Daniel, I am not an expert on MDD, but I have some doubts about it. I remembered when I saw the MVCASE tool in 2000 and it could generate code based on some specification. Nowadays, all the tools which can generate code are called MDD complaint. Thus, was MVCASE a MDD tool seven years ago? I suppose no. But what I am sawing in the market are companies all the time saying things like that, just based on generate partial code such as signatures, etc. On the other hand, I remembered the first works in this direction by Ted Biggerstaff and Don Batory (see his paper about FDD and MDD in ICSE 07) with software generators which I am not able to see the main differences. Yes, we have a PIM, PSM, transformations, but sometimes the final result for me looks similar.

Yes, your comment about how to merge the ideas is important. We have several things in a side of the discussion including things such as DSLs, Code Generators and Applications Generators and what are the differences and how to combine it? We can define several mixes with it. In fact, I think that we could do it and exercise more this idea based on criteria, tools, skills, etc.

About the picture – it was amazing – but I have some questions, mainly, after reading your technical report. In this figure, you said that your approach starts just after the domain analysis, is it correct? For me it starts during domain analysis to domain design transition modeling features and others assets (requirements, use cases if applicable). Moreover, if in RiDE you define the domain architecture including classes and components what do you define in this phase? Do you refine the previous assets? Is it a problem? Using a terrible analogy, are the transformation – semantically – similar for the if-defs, for example?

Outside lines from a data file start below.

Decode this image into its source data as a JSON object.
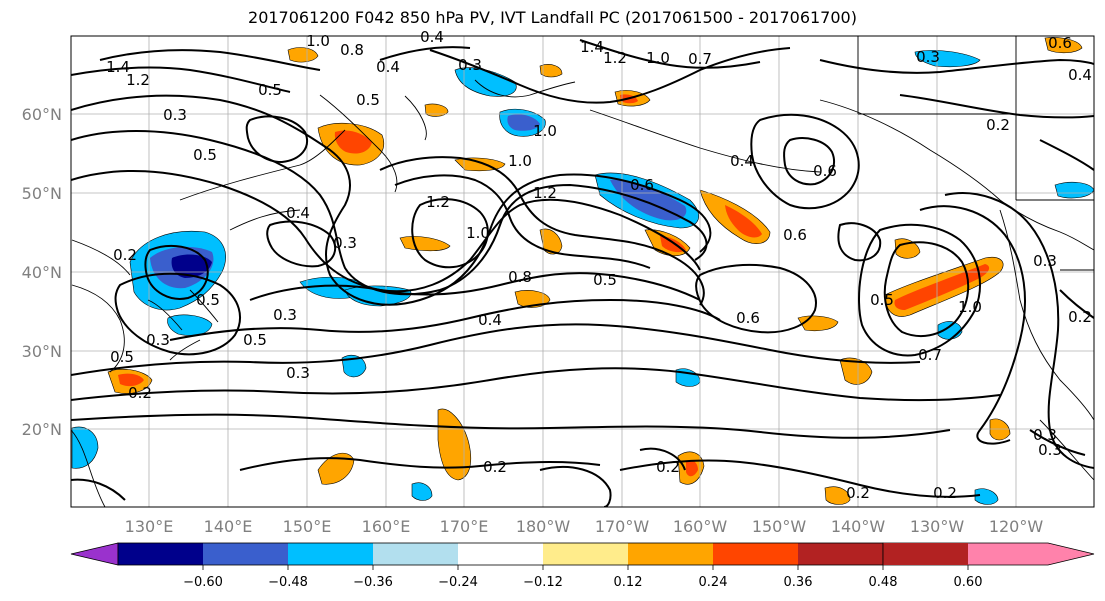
{
  "title": "2017061200 F042 850 hPa PV, IVT Landfall PC (2017061500 - 2017061700)",
  "lat_labels": [
    "60°N",
    "50°N",
    "40°N",
    "30°N",
    "20°N"
  ],
  "lon_labels": [
    "130°E",
    "140°E",
    "150°E",
    "160°E",
    "170°E",
    "180°W",
    "170°W",
    "160°W",
    "150°W",
    "140°W",
    "130°W",
    "120°W"
  ],
  "colorbar": {
    "ticks": [
      "−0.60",
      "−0.48",
      "−0.36",
      "−0.24",
      "−0.12",
      "0.12",
      "0.24",
      "0.36",
      "0.48",
      "0.60"
    ],
    "colors": [
      "#9a32cd",
      "#00008b",
      "#3a5fcd",
      "#00bfff",
      "#b2dfee",
      "#ffffff",
      "#ffec8b",
      "#ffa500",
      "#ff4500",
      "#b22222",
      "#ff82ab"
    ]
  },
  "contour_labels": [
    "1.0",
    "0.8",
    "0.4",
    "0.5",
    "1.4",
    "1.2",
    "0.3",
    "0.4",
    "1.4",
    "1.2",
    "1.0",
    "0.7",
    "0.3",
    "0.4",
    "0.6",
    "0.2",
    "0.3",
    "1.0",
    "0.5",
    "1.0",
    "0.6",
    "0.4",
    "0.6",
    "1.2",
    "0.4",
    "0.3",
    "1.2",
    "1.0",
    "0.6",
    "0.2",
    "0.5",
    "0.3",
    "0.8",
    "0.5",
    "0.3",
    "0.4",
    "0.6",
    "0.5",
    "0.7",
    "0.5",
    "0.2",
    "0.3",
    "0.5",
    "0.3",
    "0.2",
    "0.2",
    "0.2",
    "0.2",
    "1.0",
    "0.3",
    "0.5",
    "0.2",
    "0.3"
  ]
}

On the other hand, changing the point of view, I think that MDD can be useful in reengineering. For example, we can recovery an independent model and after doing the forward in several languages. What do you think about it?

Vinicius Garcia said...

Hum.. Thinking about the Eduardo's comment, mainly about the use of MDD in reengineering process... could be very interesting.
Do you remember the works based on transformations, performed at UFSCar? Of course yes :D, but... in the same way that some organizations using tools to generate partial source code, some reengineering/reverse engineering works that use the model recovery (like the works using the Draco-PUC machine + MVCASE/Rational ROSE - mdl language) can be "classified" as MDD-based reengineering approaches (methods, process, strategies, techniques)?

Daniel Lucrédio said...

Thanks for the comments, folks. You are right Eduardo, I don't see much difference between current MDD ideas and early code generation. When I first saw the term MDD, I though: "Hey! That's what I've been doing!". The only difference that I see (and to me this is a MAJOR difference), is that now it is easier to do that. This means that it is easier to: develop AND maintain modelers and generators. I remember when working with MVCASE, whenever somebody found a bug, they asked me to fix it. There were some jokes, that MVCASE does not work without me being around (it was the truth, for most cases). But now, you can do it yourself! You can build your own generator, your own modeler, and that is a big difference!
Regarding these names, everyone (specially the industry) started to use MDD to sell their tools. For me, if your process uses a model as a primary asset, then you are using MDD. This means that for you, a model is not only a reference, a document, but is part of the software, and if you need to change something, you do it on the model, and not on the code. In this sense, most of these tools are indeed MDD tools. Some are very limited, of course, they only support a fixed type of model, and only generate one specific type of code. But still, the development is based on a model, right? What MDD researchers are currently trying to do (including myself) is to expand the usage of models throughout the software lifecycle. There are works for modeling aspects, round-trip engineering, model-based simulation (this can save lots of money in some domains).
Regarding reengineering, I think MDD can help, but I am not sure exactly how. The way I understand, this could work better in some domains, where I already have enough knowledge to build the needed modelers and generators. Nevertheless, this surely deserves some further researching too.